IMPLEMENTASI NASIHAT DALAM PENDIDIKAN AGAMA ISLAM PADA JENJANG SEKOLAH DASAR

  • Whatsapp
Gambar dikutip dari http://monkeybiznessfranchising.com/2019/05/my-two-cents-on-advice/

Penanaman nilai-nilai keagamaan sejak dini, sangat lah penting. Mengingat usia anak pada jenjang pendidikan formal pertama merupakan usia pembentukan karakter/akhlaq, seperti yang dikatakan oleh aliran empirisme, bahwa anak itu ibarat kertas putih yang kosong dan belum ditulisi oleh apapun. Nilai-nilai keagamaan dapat tersampaikan dengan baik dengan menggunakan metode nasihat. Metode nasihat memiliki pengaruh yang besar untuk membuat peserta didik faham tentang hakikat sesuatu dan memberinya kesadaran tentang prinsip-prinsip keagamaan.[1]

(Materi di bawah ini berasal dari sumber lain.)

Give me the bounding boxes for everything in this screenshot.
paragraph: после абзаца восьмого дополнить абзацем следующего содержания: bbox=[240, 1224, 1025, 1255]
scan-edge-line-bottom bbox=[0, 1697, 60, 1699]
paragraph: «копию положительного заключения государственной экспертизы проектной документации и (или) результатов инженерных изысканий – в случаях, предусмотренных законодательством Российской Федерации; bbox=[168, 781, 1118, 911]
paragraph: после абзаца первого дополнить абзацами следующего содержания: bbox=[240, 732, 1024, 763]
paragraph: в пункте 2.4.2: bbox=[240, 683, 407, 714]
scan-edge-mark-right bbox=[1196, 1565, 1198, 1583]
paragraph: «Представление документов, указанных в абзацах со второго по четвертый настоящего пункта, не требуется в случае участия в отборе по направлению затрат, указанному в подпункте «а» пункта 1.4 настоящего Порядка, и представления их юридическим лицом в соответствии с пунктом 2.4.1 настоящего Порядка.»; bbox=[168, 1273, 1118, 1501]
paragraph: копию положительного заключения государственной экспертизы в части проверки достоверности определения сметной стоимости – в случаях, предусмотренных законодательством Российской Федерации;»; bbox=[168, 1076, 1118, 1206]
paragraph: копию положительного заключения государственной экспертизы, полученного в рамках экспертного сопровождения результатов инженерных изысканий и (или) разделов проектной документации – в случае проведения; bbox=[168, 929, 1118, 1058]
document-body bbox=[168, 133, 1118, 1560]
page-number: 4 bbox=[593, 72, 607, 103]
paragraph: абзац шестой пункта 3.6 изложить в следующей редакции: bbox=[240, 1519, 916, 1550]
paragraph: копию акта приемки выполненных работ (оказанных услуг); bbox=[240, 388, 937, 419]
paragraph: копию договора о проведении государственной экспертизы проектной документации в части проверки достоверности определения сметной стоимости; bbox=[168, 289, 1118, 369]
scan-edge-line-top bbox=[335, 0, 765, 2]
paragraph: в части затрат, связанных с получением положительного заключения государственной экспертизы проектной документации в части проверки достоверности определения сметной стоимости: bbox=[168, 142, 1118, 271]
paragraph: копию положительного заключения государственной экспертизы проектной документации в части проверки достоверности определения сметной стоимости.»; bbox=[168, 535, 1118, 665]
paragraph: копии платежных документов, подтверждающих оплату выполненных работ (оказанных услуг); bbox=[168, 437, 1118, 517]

Metode nasihat dalam pembelajaran pendidikan agama islam di sekolah dasar (SD) harus difokuskan melalui “uswah (teladan)”. Segala perkataan dan perilaku atau adab guru senantiasa terjaga, sehingga memberikan pengalaman langsung kepada murid terhadap adab berbicara dan berperilaku. Dalam proses pembelajaran, ketika guru menemukan murid yang berbicara dan berlaku tidak sesuai dengan nilai-nilai keislaman, hendaknya guru langsung memberikan teguran, peringatan dan penjelasan bahwa perbuatan yang telah dilakukan tidak baik. Tujuan dari penindakan langsung adalah agar murid memahami bahwa tindakan yang telah dilakukan itu tidak baik serta enggan untuk mengulangi perbuatan tersebut.

Selain itu, penggunaan metode nasihat dalam pembelajaran pendidikan agama islam harus diiringi dengan peringatan. Dalam rangkaian memberi nasihat sekaligus memberi peringatan. Nasihat dan peringatan yang diberikan kepada murid harus dilakukan dengan bijak dan lemah lembut agar tidak menakutkan sehingga dapat diterima dengan baik.

Teknik penyampaian metode nasihat banyak sekali macamnya, salah satunya yaitu teknik penyampaian dalam bentuk cerita. Pada dasarnya murid SD suka mendengarkan cerita-cerita atau kisah-kisah. Dalam pendidikan agama Islam kisah-kisah digunakan untuk membawakan ajaran-ajarannya di bidang akhlaq, keimanan dan lain-lain. Tujuannya adalah setelah murid menyimak cerita, mereka mampu mengambil hikmah atau nilai positif yang harus ditanamkan dalam diri mereka. Selain itu, melalui metode cerita, murid diharapkan mampu meniru tokoh yang baik dan menghindari perilaku tokoh yang buruk. Dalam proses pendidikan agama Islam, metode ini dapat digunakan sejak anak usia dini sampai dewasa. Melalui cerita para nabi dan syuhada atau para pemimpin, guru mampu menumbuh kembangkan semangat murid dalam belajar dan meneguhkan jiwa serta pendirian murid dalam kehidupan sehari-hari. Hal ini dinyatakan oleh Allah dalam surat Hud ayat 120.

وَكُلا نَقُصُّ عَلَيْكَ مِنْ أَنْبَاءِ الرُّسُلِ مَا نُثَبِّتُ بِهِ فُؤَادَكَ وَجَاءَكَ فِي هَذِهِ الْحَقُّ وَمَوْعِظَةٌ وَذِكْرَى لِلْمُؤْمِنِينَ (هود :١٢٠) 

“Dan semua kisah dari Rasul-rasul Kami ceritakan kepadamu, ialah kisah-kisah yang dengannya Kami teguhkan hatimu; dan dalam surat ini telah datang kepadamu kebenaran serta pengajaran dan peringatan bagi orang-orang yang beriman.”(Q.S 11: 120)

Metode nasihat penting dalam proses pembentukan sikap, kepribadian, dan perilaku anak. Meskipun nasihat merupakan metode yang efektif dalam membina sikap, kepribadian, dan tingkah laku anak, guru maupun orang tua harus berhati-hati dalam menggunakan metode ini. Bagi para guru, sebaiknya metode nasihat tidak terus menerus digunakan, sebab akan membosankan anak. Jika anak merasa bosan dengan penyampaian nasihat gaya metode nasihat, dikhawatirkan anak akan acuh terhapat nasihat sehingga perubahan yang diinginkan sulit tercapai.

Referensi:

[1] Abdullah Nashih Ulwan, Pendidikan Anak dalam Islam, (Jakarta: Pustaka Amani, 2012).